Филипп рассказывал о драке у амбара (о главных событиях он пока не сказал), а Кондратьев раскатисто хохотал, будто слушал уморительную историю.
— Говорил тебе: поедем! Нет, вишь, сараи надо поправить да гумно окопать. Вот тебе и поправили. Ну ничего, злее будешь. А? И так злой? Нет, не очень злой. А где тот старик? Да, да, Коваль, Яков Коваль? Пики делает? С нами воевать? Ха-ха-ха! А батареец где? За тебя страдает? Вот видишь: сам удрал, а их теперь колотят там. Ну ничего: выручим как-нибудь. Мы, кстати, уже подготовились к выступлению. Пойдем проведаем вашу станицу… Ну, вот что, Фонтокин, — Кондратьев засучил рукав гимнастерки и взглянул на часы, — мы с тобой поговорим вечерком, а сейчас мне надо сходить к командиру отряда. Ты пока отдыхай… Товарищ Петров, — Кондратьев повернулся к красногвардейцу, — возьми вот Фонтокина на свое попечение: своди его в баню, отмой, а то он видишь какой хороший. А я пойду пока. Между прочим, Фонтокин… Ты ведь урядник, кажется? Так я помню? Не возражаешь для начала взять на себя взвод? Нет? Вот и славно, я поговорю с командиром отряда. Ну, я пошел! — и Кондратьев, не прощаясь, хлопнул дверью.

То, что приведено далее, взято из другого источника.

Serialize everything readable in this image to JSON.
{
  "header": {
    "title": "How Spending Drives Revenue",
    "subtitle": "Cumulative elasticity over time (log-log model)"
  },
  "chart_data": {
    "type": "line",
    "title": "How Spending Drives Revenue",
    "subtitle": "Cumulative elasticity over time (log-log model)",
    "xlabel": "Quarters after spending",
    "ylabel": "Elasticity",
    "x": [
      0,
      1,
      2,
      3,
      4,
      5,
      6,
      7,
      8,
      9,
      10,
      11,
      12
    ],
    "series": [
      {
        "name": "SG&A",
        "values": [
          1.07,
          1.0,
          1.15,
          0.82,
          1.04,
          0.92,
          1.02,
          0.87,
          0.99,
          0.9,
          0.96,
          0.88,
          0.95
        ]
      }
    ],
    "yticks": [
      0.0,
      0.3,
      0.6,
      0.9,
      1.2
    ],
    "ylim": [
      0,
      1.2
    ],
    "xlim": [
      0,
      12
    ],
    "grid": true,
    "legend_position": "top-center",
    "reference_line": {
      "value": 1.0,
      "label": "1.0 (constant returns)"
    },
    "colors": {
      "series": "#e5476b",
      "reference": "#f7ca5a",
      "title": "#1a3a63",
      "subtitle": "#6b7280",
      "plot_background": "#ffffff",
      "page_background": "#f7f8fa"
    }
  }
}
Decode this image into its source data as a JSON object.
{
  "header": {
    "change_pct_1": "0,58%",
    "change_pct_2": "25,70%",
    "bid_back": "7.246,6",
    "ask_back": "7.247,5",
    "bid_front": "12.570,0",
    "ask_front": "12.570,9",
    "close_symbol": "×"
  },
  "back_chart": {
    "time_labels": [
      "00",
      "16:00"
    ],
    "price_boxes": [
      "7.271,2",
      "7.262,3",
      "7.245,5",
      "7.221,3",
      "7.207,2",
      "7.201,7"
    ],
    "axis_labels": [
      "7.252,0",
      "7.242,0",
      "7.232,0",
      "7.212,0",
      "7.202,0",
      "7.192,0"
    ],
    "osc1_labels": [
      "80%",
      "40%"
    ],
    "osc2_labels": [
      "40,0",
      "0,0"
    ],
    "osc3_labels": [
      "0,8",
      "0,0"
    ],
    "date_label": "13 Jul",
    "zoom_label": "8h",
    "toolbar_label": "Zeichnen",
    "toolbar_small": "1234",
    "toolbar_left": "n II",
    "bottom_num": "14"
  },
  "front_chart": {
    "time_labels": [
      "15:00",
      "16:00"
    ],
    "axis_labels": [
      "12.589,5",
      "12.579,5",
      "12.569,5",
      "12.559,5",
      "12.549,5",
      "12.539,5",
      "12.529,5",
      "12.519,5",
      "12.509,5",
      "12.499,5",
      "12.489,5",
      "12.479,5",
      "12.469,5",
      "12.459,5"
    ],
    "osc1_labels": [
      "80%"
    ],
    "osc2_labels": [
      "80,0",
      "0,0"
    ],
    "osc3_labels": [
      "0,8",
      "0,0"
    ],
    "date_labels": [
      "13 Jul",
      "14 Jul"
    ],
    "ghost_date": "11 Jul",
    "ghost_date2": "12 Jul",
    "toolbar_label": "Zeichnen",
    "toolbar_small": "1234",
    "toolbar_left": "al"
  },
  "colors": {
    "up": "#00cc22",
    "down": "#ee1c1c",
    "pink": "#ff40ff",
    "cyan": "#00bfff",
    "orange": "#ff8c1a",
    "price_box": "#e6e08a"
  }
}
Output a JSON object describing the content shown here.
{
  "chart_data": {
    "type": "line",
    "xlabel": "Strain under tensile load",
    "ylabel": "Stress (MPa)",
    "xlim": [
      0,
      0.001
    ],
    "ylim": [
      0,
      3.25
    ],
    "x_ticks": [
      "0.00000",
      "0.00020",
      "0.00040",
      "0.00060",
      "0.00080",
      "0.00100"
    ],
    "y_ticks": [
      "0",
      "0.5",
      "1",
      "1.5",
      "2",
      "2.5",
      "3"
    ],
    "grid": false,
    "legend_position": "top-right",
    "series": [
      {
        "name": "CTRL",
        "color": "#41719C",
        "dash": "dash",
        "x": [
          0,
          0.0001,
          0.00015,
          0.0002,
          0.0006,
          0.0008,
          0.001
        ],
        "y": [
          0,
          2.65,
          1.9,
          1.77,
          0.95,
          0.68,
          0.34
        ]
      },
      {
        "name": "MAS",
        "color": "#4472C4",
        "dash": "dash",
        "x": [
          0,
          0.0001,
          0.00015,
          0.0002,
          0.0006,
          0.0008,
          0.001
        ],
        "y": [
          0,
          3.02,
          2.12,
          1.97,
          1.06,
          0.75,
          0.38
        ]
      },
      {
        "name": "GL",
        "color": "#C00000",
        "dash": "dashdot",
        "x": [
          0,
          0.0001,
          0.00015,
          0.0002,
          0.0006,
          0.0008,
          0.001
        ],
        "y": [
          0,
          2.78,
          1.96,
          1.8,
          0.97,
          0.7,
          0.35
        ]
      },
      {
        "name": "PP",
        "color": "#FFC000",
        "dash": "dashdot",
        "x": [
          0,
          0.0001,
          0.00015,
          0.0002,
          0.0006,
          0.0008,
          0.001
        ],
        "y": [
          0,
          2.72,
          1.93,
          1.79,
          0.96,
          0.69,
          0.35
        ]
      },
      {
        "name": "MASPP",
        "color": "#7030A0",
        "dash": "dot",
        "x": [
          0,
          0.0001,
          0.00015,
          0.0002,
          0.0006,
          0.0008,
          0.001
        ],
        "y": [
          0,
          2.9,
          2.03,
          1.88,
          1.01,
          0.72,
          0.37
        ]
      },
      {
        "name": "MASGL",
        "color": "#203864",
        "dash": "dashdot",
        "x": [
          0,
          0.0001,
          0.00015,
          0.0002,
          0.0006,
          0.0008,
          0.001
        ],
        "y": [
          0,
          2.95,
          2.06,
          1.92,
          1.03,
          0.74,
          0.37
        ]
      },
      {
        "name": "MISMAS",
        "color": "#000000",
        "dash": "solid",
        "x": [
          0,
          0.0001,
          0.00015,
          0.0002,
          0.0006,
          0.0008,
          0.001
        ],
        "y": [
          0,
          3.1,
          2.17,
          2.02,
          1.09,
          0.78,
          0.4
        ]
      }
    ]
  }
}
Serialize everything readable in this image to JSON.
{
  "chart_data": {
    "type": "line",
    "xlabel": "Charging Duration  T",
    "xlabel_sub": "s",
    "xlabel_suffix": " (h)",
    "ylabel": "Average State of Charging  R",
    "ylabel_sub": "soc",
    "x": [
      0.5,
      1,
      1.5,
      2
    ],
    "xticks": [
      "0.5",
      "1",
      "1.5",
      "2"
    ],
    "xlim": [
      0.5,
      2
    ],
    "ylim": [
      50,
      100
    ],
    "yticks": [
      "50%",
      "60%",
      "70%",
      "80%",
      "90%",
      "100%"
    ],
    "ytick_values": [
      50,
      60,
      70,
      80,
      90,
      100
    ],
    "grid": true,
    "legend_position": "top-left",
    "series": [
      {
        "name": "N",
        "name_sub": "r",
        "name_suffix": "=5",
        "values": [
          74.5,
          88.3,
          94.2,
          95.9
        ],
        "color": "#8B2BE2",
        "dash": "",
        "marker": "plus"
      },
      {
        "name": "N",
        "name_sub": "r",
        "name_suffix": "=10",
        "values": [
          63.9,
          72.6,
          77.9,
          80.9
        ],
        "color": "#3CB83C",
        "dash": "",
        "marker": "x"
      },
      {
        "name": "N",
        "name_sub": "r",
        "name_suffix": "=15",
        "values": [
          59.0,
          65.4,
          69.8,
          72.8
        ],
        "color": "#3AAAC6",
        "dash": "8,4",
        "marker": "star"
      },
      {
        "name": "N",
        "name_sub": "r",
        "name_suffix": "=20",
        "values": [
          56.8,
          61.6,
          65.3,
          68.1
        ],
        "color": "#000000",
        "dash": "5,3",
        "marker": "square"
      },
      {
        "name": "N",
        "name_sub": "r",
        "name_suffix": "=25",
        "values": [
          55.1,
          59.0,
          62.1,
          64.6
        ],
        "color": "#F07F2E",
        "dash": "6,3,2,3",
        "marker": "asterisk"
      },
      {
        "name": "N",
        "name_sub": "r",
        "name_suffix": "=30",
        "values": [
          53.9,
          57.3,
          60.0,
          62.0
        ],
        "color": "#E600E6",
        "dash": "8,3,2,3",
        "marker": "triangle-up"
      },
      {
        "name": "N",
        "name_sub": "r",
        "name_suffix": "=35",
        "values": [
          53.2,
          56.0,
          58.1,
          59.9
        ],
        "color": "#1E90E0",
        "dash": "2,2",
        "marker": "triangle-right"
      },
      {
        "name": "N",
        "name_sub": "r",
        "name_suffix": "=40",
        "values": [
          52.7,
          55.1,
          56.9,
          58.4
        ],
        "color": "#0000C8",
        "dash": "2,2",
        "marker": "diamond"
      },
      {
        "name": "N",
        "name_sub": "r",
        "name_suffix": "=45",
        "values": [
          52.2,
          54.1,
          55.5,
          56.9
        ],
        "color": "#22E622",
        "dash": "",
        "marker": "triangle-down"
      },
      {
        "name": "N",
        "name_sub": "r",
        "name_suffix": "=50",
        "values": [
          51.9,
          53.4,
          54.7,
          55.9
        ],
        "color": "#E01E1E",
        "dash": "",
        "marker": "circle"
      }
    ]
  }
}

Часа через два-три помолодевший Филипп, ощущая приятную свежесть только что полученного со склада красногвардейского обмундирования, сидел с Петровым за столом, пил чай и, поджидая Кондратьева, расспрашивал про новые военные порядки.
X— А здорово они тебе, паря, фисгармонию устроили. По щекам ровно букарем елозили. Вишь, сколько борозд понаставили. — Коваль, силясь улыбнуться, смотрел в обезображенное лицо Андрея-батарейца. — А у меня что-то в боку покалывает. Какой-то шут полыхнул сзади, я и не видел кто… Ну, дьявол с ним, засохнет, а Филиппа мы все же выручили.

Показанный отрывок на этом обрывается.